Tom had his back to the door, the fingers of one hand were splayed through his hair as if he were deep in thought. As she threw the door open he spun round, surprised. ‘ Harriet!'

‘Yes, Harriet,' she grated. ‘I've brought your shirt.'

‘What did you do that for? I was coming back …'

‘Oh you were, were you? To see if I could tell you where my aunt went just after the accident and why, I suppose. Well you needn't bother. I know nothing, Tom – nothing. From the start I've levelled with you. And fool that I was I thought you were levelling with me. But you weren't, were you? You were using me.'

‘Did you listen in to my phone call?' he accused.

‘Yes – and thank goodness I did! I never have realised that anyone could stoop so low …'

‘Harriet, for heaven's sake, it wasn't like that!'

‘No? Don't try to pretend, Tom. I'd heard what that girl said. You were trying to catch me when my guard was down. And you didn't contradict her. God, what a fool you must take me for! I'm only sorry your plan didn't work. It must have been a great disappointment to you after all the hard work you put in …' She broke off, trembling with fury and hurt.

‘Harriet, listen to me!'

‘I think I've listened enough, don't you?'

‘No!' He crossed the room to take her by the forearms. ‘You've got it all wrong.'

She shook herself free. ‘Tell that to your assistant. It seems she's got it wrong too.' She flung the shirt at him ‘I'm going to bed now. I suppose I'll see you in the morning. I still want to get to the bottom of this business whether you believe that or not. And in any case I suppose I'm still dependent on you to get back to Darwin. But don't ever –
ever
– try to make a fool of me again, Tom. Because I promise you, it won't work.'

She slammed out of the room. But it was only when her own door closed after her that the tears began – hot, angry tears that quickly became tears of hurt and regret for what might have been.
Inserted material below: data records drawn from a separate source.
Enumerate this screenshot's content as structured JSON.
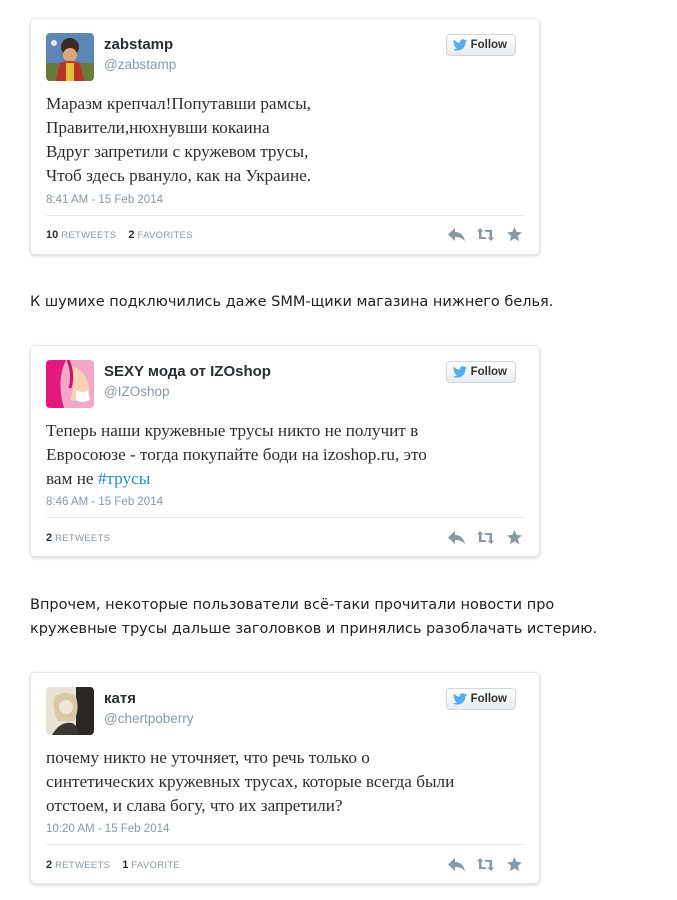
{
  "tweets": [
    {
      "name": "zabstamp",
      "handle": "@zabstamp",
      "follow_label": "Follow",
      "text_lines": [
        "Маразм крепчал!Попутавши рамсы,",
        "Правители,нюхнувши кокаина",
        "Вдруг запретили с кружевом трусы,",
        "Чтоб здесь рвануло, как на Украине."
      ],
      "time": "8:41 AM - 15 Feb 2014",
      "retweets_count": "10",
      "retweets_label": "RETWEETS",
      "favorites_count": "2",
      "favorites_label": "FAVORITES"
    },
    {
      "name": "SEXY мода от IZOshop",
      "handle": "@IZOshop",
      "follow_label": "Follow",
      "text_lines": [
        "Теперь наши кружевные трусы никто не получит в",
        "Евросоюзе - тогда покупайте боди на izoshop.ru, это"
      ],
      "text_last_prefix": "вам не ",
      "text_hashtag": "#трусы",
      "time": "8:46 AM - 15 Feb 2014",
      "retweets_count": "2",
      "retweets_label": "RETWEETS"
    },
    {
      "name": "катя",
      "handle": "@chertpoberry",
      "follow_label": "Follow",
      "text_lines": [
        "почему никто не уточняет, что речь только о",
        "синтетических кружевных трусах, которые всегда были",
        "отстоем, и слава богу, что их запретили?"
      ],
      "time": "10:20 AM - 15 Feb 2014",
      "retweets_count": "2",
      "retweets_label": "RETWEETS",
      "favorites_count": "1",
      "favorites_label": "FAVORITE"
    }
  ],
  "paragraphs": [
    [
      "К шумихе подключились даже SMM-щики магазина нижнего белья."
    ],
    [
      "Впрочем, некоторые пользователи всё-таки прочитали новости про",
      "кружевные трусы дальше заголовков и принялись разоблачать истерию."
    ]
  ],
  "colors": {
    "twitter_blue": "#55acee",
    "hashtag": "#2b8bc6",
    "muted": "#8899a6"
  },
  "icons": [
    "twitter-bird-icon",
    "reply-icon",
    "retweet-icon",
    "favorite-star-icon"
  ]
}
Tom swore as the door slammed shut after her, crossed to the small refrigerator equipped with miniatures of spirits and mineral water, and poured himself a whisky.

What a foul-up! Why the hell had he been careless enough to carry on a conversation with Karen without making sure he was not being listened to? An elementary mistake and one he'd made, no doubt, because his mind had not been on the job. Instead he had been thinking about Harriet and the way he felt about her.

It was a mistake he had never made before, letting personal considerations interfere with professionalism, and it was a measure of the way she had affected him that he had allowed it to happen now.

Well, thanks to his laxness she had heard the lot and understandably she was mad as hell. Not only did she know her aunt had been involved in some very suspicious comings and goings, she also believed his only motive in making love to her had been trying to trick her into revealing family secrets. He could hardly make up his mind which mattered most.